EU - EU-funded researchers are helping marine scientists and governments to accurately assess the state of biodiversity in Europe’s waters.
An EU-funded project has developed cutting edge monitoring and management tools to help marine scientists better assess the state of biodiversity in the seas around Europe. These tools will also help governments in their quest to achieve Good Environmental Status (GES) of the seas by 2020 – a legal requirement under the EU’s Marine Strategy Framework Directive (MSFD).
The four-year DEVOTES project, launched in November 2012, covers four European sea regions and includes eight case studies. The importance of assessing marine ecosystems in a more integrated way was underlined recently by DEVOTES researchers at an Association for the Sciences of Limnology & Oceanography (ASLO) meeting in Granada, Spain.
The meeting, which was held from 22 to 27 February 2015, heard from project team members Angel Borja, Ben Halpern and Philippe Archambault on new software that allows scientists to investigate marine health across different habitats and to measure change and evolution over time.
An important piece of this jigsaw was completed last year. The so-called ‘DEVOTool’ has been designed to enable interested parties to browse, search and analyse metadata recorded by the project partners. Almost a year after its launch, the software has been downloaded more than 100 times, with the corresponding web page visited between 50 and 100 times per month.
The project has also released a database with 844 entries concerning 210 distinct species and 19 groups classified by major habitats in the Baltic Sea, North East Atlantic, Mediterranean, Black Sea (EU Regional Seas) and Norwegian Sea (Non-EU Sea). Detailed information is provided on their type, importance, size/abundance/distribution, habitat and region.
Another aspect of the project has focused on preparing new PhD researchers with specific expertise in the MSFD. This new piece of legislation is challenging for both marine scientists and managers, and effective implementation will require well-trained staff. Several masters courses and summer schools have incorporated lectures from DEVOTES team members.

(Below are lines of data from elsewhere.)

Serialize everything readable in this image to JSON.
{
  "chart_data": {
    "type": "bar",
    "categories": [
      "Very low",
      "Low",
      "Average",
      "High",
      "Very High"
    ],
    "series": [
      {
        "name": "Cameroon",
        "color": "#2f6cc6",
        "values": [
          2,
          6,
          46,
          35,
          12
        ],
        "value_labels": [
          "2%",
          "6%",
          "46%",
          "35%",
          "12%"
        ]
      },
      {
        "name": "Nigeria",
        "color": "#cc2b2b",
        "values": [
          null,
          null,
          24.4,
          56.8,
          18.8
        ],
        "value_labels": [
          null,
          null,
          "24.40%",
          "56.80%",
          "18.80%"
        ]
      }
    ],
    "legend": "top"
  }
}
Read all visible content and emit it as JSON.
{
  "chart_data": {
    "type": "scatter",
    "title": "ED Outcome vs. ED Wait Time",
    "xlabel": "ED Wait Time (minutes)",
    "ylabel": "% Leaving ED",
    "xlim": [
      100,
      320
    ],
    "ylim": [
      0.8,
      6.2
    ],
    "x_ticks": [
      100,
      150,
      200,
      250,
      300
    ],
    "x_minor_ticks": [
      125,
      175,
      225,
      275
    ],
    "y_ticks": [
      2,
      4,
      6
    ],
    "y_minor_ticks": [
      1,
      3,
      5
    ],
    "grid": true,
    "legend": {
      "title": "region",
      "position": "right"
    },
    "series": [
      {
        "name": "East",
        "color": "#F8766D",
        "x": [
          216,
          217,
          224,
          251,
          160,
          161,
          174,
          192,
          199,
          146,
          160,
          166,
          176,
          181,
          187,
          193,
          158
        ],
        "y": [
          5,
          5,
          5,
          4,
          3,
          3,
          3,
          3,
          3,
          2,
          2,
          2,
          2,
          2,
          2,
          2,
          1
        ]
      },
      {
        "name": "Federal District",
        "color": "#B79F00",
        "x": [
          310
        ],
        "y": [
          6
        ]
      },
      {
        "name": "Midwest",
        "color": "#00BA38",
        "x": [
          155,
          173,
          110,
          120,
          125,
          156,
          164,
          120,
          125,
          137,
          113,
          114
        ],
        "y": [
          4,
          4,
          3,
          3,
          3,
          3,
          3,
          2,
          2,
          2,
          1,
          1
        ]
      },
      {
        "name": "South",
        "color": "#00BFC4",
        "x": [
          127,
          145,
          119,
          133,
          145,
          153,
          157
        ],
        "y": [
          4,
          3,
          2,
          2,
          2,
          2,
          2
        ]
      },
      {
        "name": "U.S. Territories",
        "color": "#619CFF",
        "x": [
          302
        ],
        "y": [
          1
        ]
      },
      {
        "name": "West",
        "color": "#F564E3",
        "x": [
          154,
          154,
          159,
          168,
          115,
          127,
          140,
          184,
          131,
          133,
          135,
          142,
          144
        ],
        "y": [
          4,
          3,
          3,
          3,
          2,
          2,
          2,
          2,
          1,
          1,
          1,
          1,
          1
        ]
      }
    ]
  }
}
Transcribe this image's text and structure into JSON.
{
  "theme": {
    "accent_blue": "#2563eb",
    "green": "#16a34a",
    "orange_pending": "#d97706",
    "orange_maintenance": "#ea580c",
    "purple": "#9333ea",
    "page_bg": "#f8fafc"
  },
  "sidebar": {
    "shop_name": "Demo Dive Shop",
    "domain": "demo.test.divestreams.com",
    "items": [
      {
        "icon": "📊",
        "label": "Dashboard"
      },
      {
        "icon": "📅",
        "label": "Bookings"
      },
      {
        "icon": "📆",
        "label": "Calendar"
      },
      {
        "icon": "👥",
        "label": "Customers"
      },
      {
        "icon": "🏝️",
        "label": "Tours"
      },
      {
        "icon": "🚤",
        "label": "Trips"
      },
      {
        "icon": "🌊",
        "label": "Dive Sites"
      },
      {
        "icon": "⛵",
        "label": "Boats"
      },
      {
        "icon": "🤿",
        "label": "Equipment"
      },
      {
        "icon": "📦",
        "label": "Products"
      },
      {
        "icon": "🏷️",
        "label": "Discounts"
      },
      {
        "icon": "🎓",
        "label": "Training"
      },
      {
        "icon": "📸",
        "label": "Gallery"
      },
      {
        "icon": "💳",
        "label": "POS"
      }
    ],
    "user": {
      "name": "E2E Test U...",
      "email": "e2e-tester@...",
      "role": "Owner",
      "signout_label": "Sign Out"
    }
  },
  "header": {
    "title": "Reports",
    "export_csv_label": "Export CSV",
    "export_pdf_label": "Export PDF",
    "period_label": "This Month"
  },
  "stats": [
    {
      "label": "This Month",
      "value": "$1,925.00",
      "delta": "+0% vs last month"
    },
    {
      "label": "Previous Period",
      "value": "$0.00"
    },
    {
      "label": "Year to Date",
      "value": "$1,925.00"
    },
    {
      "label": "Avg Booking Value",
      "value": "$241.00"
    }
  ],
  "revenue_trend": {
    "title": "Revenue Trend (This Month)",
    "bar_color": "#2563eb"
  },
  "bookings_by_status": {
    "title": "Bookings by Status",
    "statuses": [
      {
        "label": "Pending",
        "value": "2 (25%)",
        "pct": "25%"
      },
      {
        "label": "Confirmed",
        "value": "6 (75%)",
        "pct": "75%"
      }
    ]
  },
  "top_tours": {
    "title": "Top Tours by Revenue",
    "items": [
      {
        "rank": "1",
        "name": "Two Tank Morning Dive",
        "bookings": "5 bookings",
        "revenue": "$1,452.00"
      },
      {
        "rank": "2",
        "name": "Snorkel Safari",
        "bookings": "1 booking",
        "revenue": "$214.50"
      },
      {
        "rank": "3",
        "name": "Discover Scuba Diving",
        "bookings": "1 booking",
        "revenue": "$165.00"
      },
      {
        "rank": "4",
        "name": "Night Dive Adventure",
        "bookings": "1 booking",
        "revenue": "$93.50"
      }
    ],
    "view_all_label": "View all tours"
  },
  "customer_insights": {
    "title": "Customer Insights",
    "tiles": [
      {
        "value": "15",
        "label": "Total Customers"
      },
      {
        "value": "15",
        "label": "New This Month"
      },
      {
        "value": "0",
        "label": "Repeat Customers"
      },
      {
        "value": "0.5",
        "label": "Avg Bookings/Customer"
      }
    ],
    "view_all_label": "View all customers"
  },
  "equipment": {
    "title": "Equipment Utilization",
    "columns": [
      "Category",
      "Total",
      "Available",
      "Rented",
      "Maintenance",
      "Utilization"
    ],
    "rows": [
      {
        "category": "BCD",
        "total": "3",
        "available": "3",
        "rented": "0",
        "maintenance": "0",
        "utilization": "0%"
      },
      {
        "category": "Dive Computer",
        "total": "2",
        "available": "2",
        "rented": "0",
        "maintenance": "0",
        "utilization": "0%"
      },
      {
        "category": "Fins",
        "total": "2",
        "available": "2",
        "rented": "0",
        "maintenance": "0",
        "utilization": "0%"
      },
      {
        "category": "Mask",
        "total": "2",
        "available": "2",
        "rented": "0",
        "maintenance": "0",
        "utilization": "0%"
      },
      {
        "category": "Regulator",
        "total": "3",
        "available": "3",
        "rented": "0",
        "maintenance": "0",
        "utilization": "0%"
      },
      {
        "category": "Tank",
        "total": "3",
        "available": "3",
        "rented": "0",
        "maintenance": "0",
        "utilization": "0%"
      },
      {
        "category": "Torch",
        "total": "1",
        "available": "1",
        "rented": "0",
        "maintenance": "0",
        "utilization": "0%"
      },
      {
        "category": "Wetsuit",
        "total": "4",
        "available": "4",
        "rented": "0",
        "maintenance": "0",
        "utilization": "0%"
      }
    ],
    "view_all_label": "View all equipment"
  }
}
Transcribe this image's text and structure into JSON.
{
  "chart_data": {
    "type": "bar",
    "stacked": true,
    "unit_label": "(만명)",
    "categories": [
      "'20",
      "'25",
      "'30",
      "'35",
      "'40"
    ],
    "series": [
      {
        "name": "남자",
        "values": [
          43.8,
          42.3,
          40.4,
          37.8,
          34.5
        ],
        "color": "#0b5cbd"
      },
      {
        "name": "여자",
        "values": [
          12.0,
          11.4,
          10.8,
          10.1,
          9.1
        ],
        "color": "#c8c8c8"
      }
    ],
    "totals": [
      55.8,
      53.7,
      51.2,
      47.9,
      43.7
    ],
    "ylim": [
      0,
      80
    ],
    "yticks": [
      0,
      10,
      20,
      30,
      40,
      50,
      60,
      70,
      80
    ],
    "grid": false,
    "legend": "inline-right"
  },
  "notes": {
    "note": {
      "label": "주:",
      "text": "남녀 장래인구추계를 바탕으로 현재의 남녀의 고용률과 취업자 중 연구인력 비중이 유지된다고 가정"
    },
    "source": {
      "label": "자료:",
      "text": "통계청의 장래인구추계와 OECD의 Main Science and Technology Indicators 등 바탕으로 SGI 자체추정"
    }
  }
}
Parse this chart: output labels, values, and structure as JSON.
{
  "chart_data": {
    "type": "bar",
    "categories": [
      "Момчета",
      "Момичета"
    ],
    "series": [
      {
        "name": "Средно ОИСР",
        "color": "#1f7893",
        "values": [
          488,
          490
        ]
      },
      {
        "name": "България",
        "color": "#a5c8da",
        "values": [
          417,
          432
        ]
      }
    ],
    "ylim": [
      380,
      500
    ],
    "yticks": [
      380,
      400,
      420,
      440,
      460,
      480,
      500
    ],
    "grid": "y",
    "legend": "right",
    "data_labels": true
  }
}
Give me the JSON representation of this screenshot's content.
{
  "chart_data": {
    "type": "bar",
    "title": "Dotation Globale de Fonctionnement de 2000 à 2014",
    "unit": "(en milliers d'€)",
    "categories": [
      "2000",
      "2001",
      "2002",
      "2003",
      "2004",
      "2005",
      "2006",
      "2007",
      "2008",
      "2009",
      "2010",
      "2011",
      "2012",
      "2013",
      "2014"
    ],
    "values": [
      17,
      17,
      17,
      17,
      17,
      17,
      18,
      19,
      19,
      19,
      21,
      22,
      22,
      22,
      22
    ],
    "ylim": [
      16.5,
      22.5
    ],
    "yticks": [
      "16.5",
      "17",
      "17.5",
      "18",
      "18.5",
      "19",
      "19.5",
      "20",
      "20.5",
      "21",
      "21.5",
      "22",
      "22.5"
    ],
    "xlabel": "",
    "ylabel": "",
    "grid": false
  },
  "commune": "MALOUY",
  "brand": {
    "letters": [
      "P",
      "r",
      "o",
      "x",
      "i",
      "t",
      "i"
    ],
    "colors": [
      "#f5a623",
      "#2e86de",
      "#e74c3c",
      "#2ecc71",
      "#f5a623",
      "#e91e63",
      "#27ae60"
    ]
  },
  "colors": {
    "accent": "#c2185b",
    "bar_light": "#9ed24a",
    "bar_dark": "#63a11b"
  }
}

In June 2015 for example, the DEVOTES project is running a summer school in San Sebastian, Spain, focusing on understanding marine ecosystems for healthy oceans. The course will look at complex interactions between human pressures and ecosystem responses; the interactions between multiple ecosystem components; the shifting baselines used to assess environmental status; and the need to address both socio-economic and environmental issues.
DEVOTES intends to continue to build up its integrated resources, making the software more useful to both scientists and policy makers. For example, project partners are now looking at ways of integrating new databases into DEVOTool. The team is also working on making the tool’s search function more user-friendly and responsive to scientific needs.
When the project reaches completion in October 2016, it is expected that the team will have delivered a single integrated application useful for a variety of users. This will help both scientists and policy makers to identify threats to marine biodiversity, and to deliver on the MSFD.